One of the central goals is to prove or disprove the theory of supersymmetry: the “prime candidate” theory for unlocking the mystery of the dark matter in our Universe.

“Observable matter only makes up 5% of the Universe; the rest is what we call dark matter. We know it’s there because we can see galaxies rotating at velocities which require surrounding matter for such gravitational pull – but, unlike the part of the galaxies that we can see, we cannot detect it optically,” said Professor Val Gibson, Head of the Cambridge High Energy Physics (HEP) group.

Supersymmetry theory essentially predicts that every particle in the Standard Model has a matching particle waiting to be found. These partner particles (or ‘sparticles’) could be candidates for dark matter, but we haven’t yet seen them – perhaps because they are heavier and take more energy to generate, a problem LHC Run II could overcome.

“Supersymmetry theory predicts there is a sister particle of the electron called a ‘selectron’, which would have integer ‘spin’: its intrinsic angular momentum. For the quark, there would be a supersymmetric ‘squark’, and so on for every elementary particle we know,” said Gibson. If supersymmetry is correct, there would also be a further four Higgs bosons for us to discover.

“Proton collisions in the LHC might produce a heavy supersymmetric particle which decays into its lightest form, a light neutral particle, but different from those we know about in the Standard Model,” said Gibson.

“We have been looking for supersymmetry particles throughout the first run of the LHC, and the increase in power for Run II means we can look at higher energies, higher mass, and gradually blot out more areas of the map in which supersymmetrical particles could be hiding.”

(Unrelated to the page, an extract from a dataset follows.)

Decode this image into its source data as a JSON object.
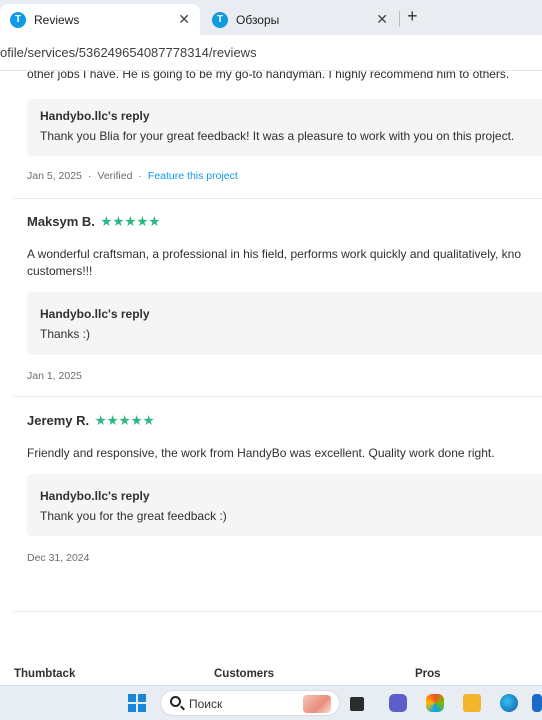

Will supersymmetry be proved by the end of next year, or will the data show it’s a red herring? For HEP research associate Dr Jordi Garra Ticó, what is really fundamental is experimental evidence. “I just want to see what nature has prepared for us, whether that’s consistent with some current theory or whether it’s something else that no one has ever thought about yet, outside of current knowledge.”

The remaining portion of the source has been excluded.